Helen Dortch Longstreet earned the nickname of the “Fighting Lady” for being a champion of many causes including environmental preservation, physical fitness, women’s rights, civil rights and as a Confederate memorialist. She was the first woman to run for public office in the state of Georgia and was thereby instrumental in breaking down the prejudice against women holding high political positions.

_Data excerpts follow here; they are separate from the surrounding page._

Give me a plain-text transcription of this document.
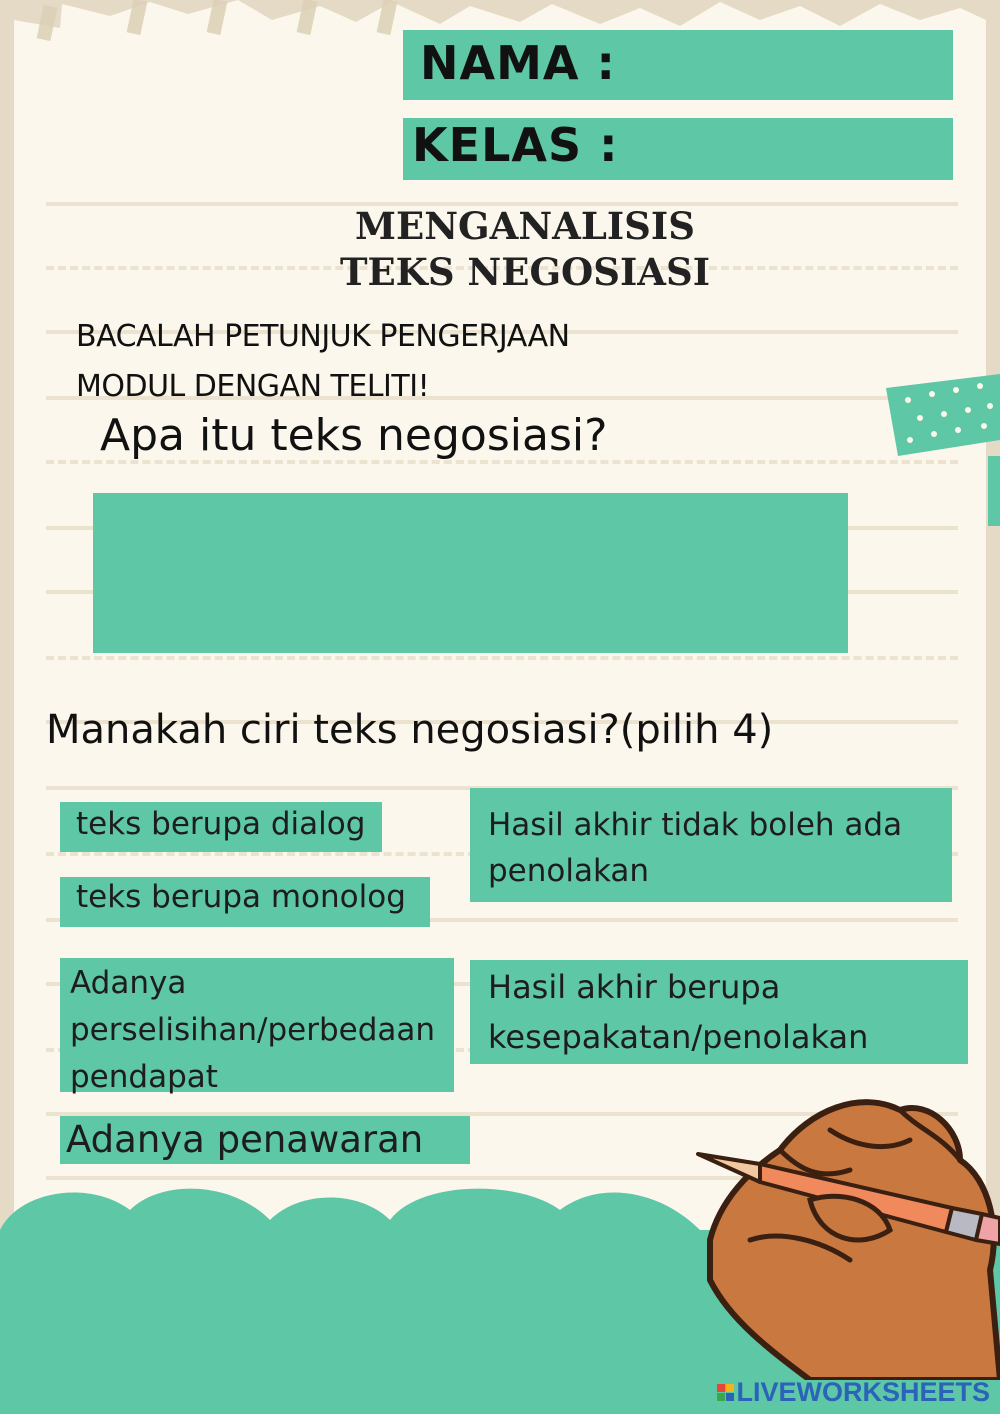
NAMA :
KELAS :
MENGANALISIS
TEKS NEGOSIASI
BACALAH PETUNJUK PENGERJAAN
MODUL DENGAN TELITI!
Apa itu teks negosiasi?
Manakah ciri teks negosiasi?(pilih 4)
teks berupa dialog
teks berupa monolog
Adanya
perselisihan/perbedaan
pendapat
Adanya penawaran
Hasil akhir tidak boleh ada
penolakan
Hasil akhir berupa
kesepakatan/penolakan
LIVEWORKSHEETS
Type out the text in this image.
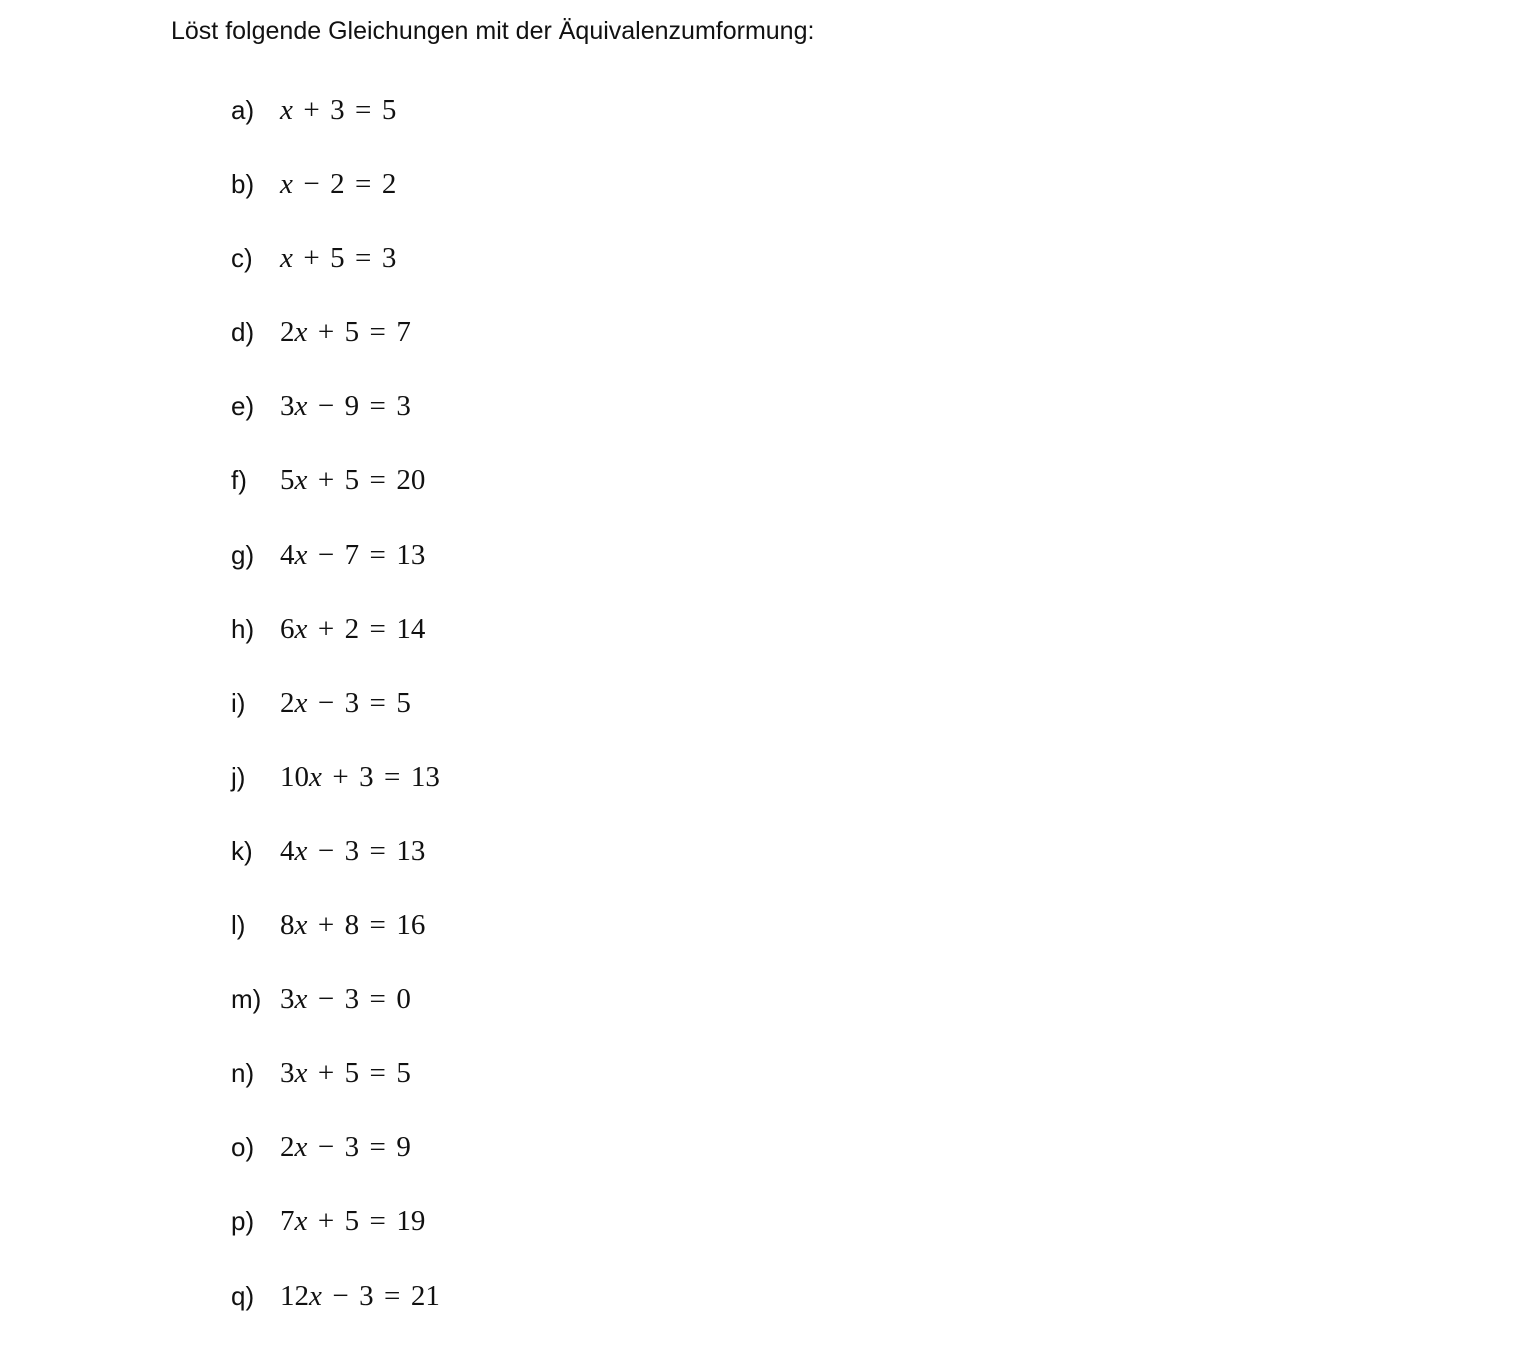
Löst folgende Gleichungen mit der Äquivalenzumformung:
a) x + 3 = 5
b) x − 2 = 2
c) x + 5 = 3
d) 2x + 5 = 7
e) 3x − 9 = 3
f)	5x + 5 = 20
g) 4x − 7 = 13
h) 6x + 2 = 14
i)	2x − 3 = 5
j)	10x + 3 = 13
k) 4x − 3 = 13
l)	8x + 8 = 16
m) 3x − 3 = 0
n) 3x + 5 = 5
o) 2x − 3 = 9
p) 7x + 5 = 19
q) 12x − 3 = 21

Mrs. Longstreet detailed her plan to raise funds for the Longstreet Monument by awarding a new 1949 Kaiser-Frazer automobile to the “prettiest girl in the County whose citizens make the largest contribution to the Longstreet Memorial Association in proportion to population.” Mrs. Longstreet states, “I thought this would cause the ordinaries to contribute and to appeal to their friends for contributions…I would risk my life on the bet that this plan will prove a glorious success.” Mrs. Longstreet’s ambitious plan included buying 48 Kaiser-Frazer cars (at $ 2,000 each) on credit to be awarded in all 48 states.

Not only did she organize the Longstreet Memorial Association, she created both the Longstreet Memorial Exhibit at the New York World’s Fair in 1939 and at the Golden Gate Exposition in San Francisco in 1940.

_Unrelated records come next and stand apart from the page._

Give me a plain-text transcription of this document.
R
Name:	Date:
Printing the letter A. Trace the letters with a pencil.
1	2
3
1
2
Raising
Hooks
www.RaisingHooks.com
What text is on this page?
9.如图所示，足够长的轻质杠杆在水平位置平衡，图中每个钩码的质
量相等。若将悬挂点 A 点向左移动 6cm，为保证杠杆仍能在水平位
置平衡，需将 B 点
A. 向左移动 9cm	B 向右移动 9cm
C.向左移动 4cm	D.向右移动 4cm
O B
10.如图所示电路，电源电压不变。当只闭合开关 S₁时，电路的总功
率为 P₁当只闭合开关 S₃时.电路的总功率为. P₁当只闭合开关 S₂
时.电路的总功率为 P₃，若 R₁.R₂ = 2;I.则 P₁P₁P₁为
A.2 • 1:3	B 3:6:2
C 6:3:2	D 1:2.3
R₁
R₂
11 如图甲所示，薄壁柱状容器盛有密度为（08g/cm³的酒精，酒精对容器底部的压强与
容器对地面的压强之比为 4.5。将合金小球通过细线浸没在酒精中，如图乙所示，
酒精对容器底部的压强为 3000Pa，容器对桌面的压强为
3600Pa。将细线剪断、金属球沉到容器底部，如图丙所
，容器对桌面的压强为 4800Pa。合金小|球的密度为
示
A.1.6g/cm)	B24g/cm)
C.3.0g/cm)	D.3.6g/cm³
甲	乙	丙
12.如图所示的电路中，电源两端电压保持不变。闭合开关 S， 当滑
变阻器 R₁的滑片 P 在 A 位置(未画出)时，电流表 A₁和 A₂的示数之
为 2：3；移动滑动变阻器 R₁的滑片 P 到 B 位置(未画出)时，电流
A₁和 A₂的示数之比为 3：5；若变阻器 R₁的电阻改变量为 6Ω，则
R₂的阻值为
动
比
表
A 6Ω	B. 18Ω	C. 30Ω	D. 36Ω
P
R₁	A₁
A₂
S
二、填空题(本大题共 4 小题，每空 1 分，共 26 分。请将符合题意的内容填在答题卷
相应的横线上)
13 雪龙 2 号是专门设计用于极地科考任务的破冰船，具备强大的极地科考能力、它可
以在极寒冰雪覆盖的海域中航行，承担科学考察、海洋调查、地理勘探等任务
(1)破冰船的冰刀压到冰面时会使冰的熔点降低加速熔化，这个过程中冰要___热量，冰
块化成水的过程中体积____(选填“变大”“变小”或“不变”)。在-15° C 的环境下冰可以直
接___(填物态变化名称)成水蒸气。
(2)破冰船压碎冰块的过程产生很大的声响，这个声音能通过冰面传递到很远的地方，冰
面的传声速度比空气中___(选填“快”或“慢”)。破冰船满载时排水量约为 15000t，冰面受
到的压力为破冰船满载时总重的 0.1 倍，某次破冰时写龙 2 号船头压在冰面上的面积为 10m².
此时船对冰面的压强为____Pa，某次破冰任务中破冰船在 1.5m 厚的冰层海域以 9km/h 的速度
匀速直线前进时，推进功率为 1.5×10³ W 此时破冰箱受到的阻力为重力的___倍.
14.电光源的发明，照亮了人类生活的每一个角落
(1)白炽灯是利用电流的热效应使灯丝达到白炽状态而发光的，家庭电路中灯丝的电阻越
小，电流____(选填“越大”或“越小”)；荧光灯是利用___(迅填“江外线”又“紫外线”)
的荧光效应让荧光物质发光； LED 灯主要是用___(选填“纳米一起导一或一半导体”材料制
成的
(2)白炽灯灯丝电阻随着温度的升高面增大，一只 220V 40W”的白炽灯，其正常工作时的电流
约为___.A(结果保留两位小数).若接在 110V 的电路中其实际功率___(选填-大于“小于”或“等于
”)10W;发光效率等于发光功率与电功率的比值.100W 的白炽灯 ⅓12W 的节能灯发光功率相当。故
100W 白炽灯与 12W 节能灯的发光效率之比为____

On July 3 of 1998, one of the last monuments was erected on the Gettysburg National Military Park. It was an equestrian statue of General James Longstreet on his horse “Hero” in Pitzer Woods on Confederate Avenue. Perhaps most astonishingly, 135 years after the battle, Jamie Longstreet Paterson, the 67-year-old granddaughter of General Longstreet was there to see it.

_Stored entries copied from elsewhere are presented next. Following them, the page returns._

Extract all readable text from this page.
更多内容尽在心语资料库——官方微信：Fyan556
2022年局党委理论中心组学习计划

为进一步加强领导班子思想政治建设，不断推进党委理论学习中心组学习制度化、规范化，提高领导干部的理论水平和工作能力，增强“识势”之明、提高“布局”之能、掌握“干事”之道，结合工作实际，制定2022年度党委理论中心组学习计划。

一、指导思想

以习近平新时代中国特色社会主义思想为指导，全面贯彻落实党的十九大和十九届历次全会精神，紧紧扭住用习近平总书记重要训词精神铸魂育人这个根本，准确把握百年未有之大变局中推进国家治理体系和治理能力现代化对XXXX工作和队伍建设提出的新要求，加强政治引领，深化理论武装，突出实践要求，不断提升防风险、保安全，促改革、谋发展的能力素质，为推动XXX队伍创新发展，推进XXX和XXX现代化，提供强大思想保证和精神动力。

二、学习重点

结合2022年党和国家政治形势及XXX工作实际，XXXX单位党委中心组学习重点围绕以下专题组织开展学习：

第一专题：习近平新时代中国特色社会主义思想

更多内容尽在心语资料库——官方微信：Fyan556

The General James Longstreet Memorial Bridge is an 824-foot long span, built by the American Bridge Company, across the Chattahoochee River.


  1. What a joy to discover Helen Longstreet! It’s been a long time since I’ve had such a big smile on my face! Where are these people today when we need them so badly? I only hope Helen had the privilege of driving a rivet or two into the Enola Gay. Thank-you kindly Jesse for posting this.

    1. you really don't come across such amazing people often, and it just makes my day to discover them.
      I think that they are still around, but there are less reporters and news outlets that will take the time to bring them to you.
      After all, we used to hear about them from Charles Kuralt, and Walter Cronkite, and Life magazine. But they are all gone, and even though there are now billions of websites and blogs, few do anything but focus on one topic, like Porsches, watches, etc. Hell, I was looking up Howard Hughes and found a blog focused on gay men in Hollywood.
      But try to find one that is focused on cool good stories of awesome people? I haven't found one yet

    2. and you are so welcome, it really is a great pleasure for me to find, and research, people and stories like this.
      Among other tags, I include stories this terrific with the "awesome" tag, if you want to filter out all the rest of the 46,800 posts and spend some quality time with outstanding content

    3. Steve Hartman is now doing Kuralt's On the Road stories on CBS News. Maybe not the same as Kuralt with his RV, but Hartman has some good stories. I think we might have talked about this story when it first aired -

    4. That racetrack in the driveway was a great story! I posted that of course. Darn shame there aren't more stories like that to share

  2. Love this history! It is important that it is brought to the fore. She is a dynamic lady and a part of Americana that you enabled us to know. I never heard of her when I was in school!

    1. Thanks! I never heard of her until Saturday!
      I bet you know how much I'd love to have a job just reading history and finding stories like this, and sharing them.